– Если бы ты только видел, во что хочет одеть меня фон Штернберг! – И передернула плечами.
Руди вернулся к своим птицам, а я спустилась по лестнице и вытащила из шкафа чемодан, наполненный вещами, которые я много лет приносила из театров и со съемочных площадок, чтобы пополнить личный гардероб.
Хайдеде с радостью присоединилась к моей возне с чемоданом и смешно взвизгивала, когда я вытаскивала из него меха, шали и тонкие платьица, пелеринки, атласные туфельки и роскошные шляпы, даже мой театральный бинокль из «Трагедии любви». Все это было великолепно, прекрасно подходило для ночных увеселений в Берлине. Но я больше привыкла к своему мужскому костюму. Предпочитала брюки с изящными пиджаками всем этим вещицам, которые требовали обдуманного сочетания и бережного обращения, а кроме того, не давали тепла при наших непредсказуемых дождях и жестоких ветрах.
Когда все тряпье было разбросано по полу и кровати, а моя дочь вывалялась в нем, как лепешка в муке, Тамара тихо засмеялась при виде этого беспорядка. Я же вздохнула и сказала, глядя на любовницу своего мужа:
– Все это тоже не подходит. Слишком стильно. Лола-Лола не модная картинка. Она…
– Да мы знаем, кто она такая, – быстро проговорила Тамара, округлив глаза и покосившись на Хайдеде, которая села прямее и следила за нами с жадным любопытством пятилетнего ребенка.
– А кто она такая, мамочка? – спросила моя дочь, и я растаяла оттого, что она использовала такое слово по отношению ко мне.
– Шаловливая девочка вроде тебя, – прорычала я и сгребла ее в охапку, обняла за пухлую талию и стала чмокать и щекотать, пока малышка не завизжала.
Явился Руди. Передник уже был снят, и мой муж имел такой вид, будто собрался пойти выпить рюмку коньяку. Он посмотрел на меня с веселой улыбкой:
– Не нашла ничего подходящего?
– Даже близко. Мне нужно что-то кричаще-безвкусное, затрепанное, дешевое. Мне нужно… – Вдруг я поняла. – Надо, чтобы ты сегодня отвез меня на Ноллендорфплатц.
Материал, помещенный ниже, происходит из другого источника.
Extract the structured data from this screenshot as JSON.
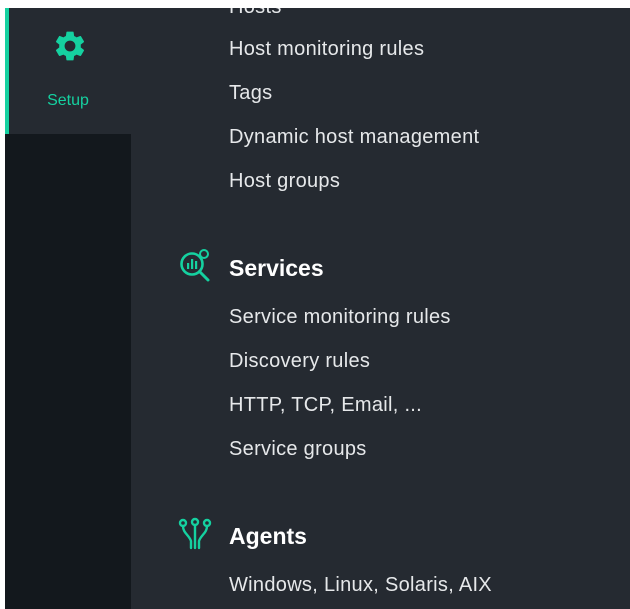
{
  "sidebar": {
    "setup_label": "Setup",
    "setup_icon": "gear-icon",
    "accent_color": "#15d1a0"
  },
  "hosts": {
    "items": [
      "Hosts",
      "Host monitoring rules",
      "Tags",
      "Dynamic host management",
      "Host groups"
    ]
  },
  "services": {
    "title": "Services",
    "icon": "service-search-icon",
    "items": [
      "Service monitoring rules",
      "Discovery rules",
      "HTTP, TCP, Email, ...",
      "Service groups"
    ]
  },
  "agents": {
    "title": "Agents",
    "icon": "agents-icon",
    "items": [
      "Windows, Linux, Solaris, AIX"
    ]
  }
}
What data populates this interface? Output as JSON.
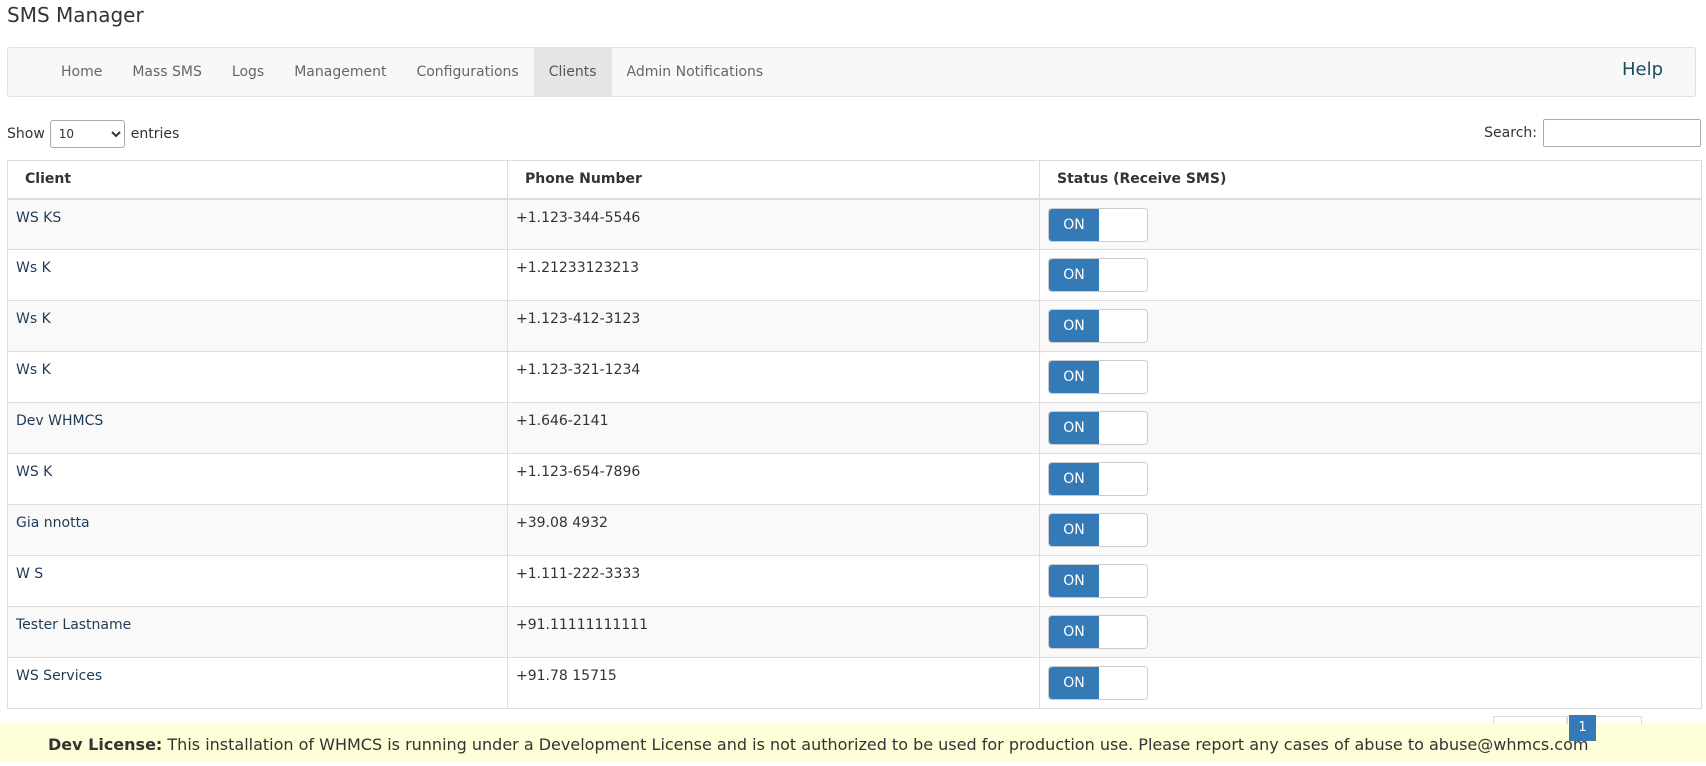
{
  "app_title": "SMS Manager",
  "nav": {
    "items": [
      {
        "label": "Home"
      },
      {
        "label": "Mass SMS"
      },
      {
        "label": "Logs"
      },
      {
        "label": "Management"
      },
      {
        "label": "Configurations"
      },
      {
        "label": "Clients",
        "active": true
      },
      {
        "label": "Admin Notifications"
      }
    ],
    "help_label": "Help"
  },
  "length": {
    "show_label": "Show",
    "selected": "10",
    "entries_label": "entries"
  },
  "search": {
    "label": "Search:",
    "value": ""
  },
  "table": {
    "columns": [
      "Client",
      "Phone Number",
      "Status (Receive SMS)"
    ],
    "rows": [
      {
        "client": "WS KS",
        "phone": "+1.123-344-5546",
        "status": "ON"
      },
      {
        "client": "Ws K",
        "phone": "+1.21233123213",
        "status": "ON"
      },
      {
        "client": "Ws K",
        "phone": "+1.123-412-3123",
        "status": "ON"
      },
      {
        "client": "Ws K",
        "phone": "+1.123-321-1234",
        "status": "ON"
      },
      {
        "client": "Dev WHMCS",
        "phone": "+1.646-2141",
        "status": "ON"
      },
      {
        "client": "WS K",
        "phone": "+1.123-654-7896",
        "status": "ON"
      },
      {
        "client": "Gia nnotta",
        "phone": "+39.08 4932",
        "status": "ON"
      },
      {
        "client": "W S",
        "phone": "+1.111-222-3333",
        "status": "ON"
      },
      {
        "client": "Tester Lastname",
        "phone": "+91.11111111111",
        "status": "ON"
      },
      {
        "client": "WS Services",
        "phone": "+91.78 15715",
        "status": "ON"
      }
    ]
  },
  "pagination": {
    "current_page": "1"
  },
  "footer": {
    "label": "Dev License:",
    "text": "This installation of WHMCS is running under a Development License and is not authorized to be used for production use. Please report any cases of abuse to abuse@whmcs.com"
  },
  "colors": {
    "accent": "#337ab7",
    "footer_bg": "#fefed8",
    "nav_bg": "#f8f8f8"
  }
}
– Правда? – удивился Руди. – Зачем?
– Мне нужна твоя машина. Это для Лола-Лолы. Я должна найти для нее одежду. В «Силуэте».
«Девочки» были вне себя от восторга, увидев меня вновь. Я давно здесь не появлялась – с того дня, когда произошла наша с Лени стычка с нацистами и я получила роль в «Двух галстуках-бабочках». Наша дружба заметно поостыла. Лени заявила, что я получила роль, выставив напоказ слишком много ног. Вскоре после этого Анна Мэй уехала в Лондон сниматься в каком-то фильме, что положило конец выступлениям «Городских сестричек». Однако для трансвеститов время шло по-другому. Они хранили верность даже в твое отсутствие, при условии что ты хранишь верность им.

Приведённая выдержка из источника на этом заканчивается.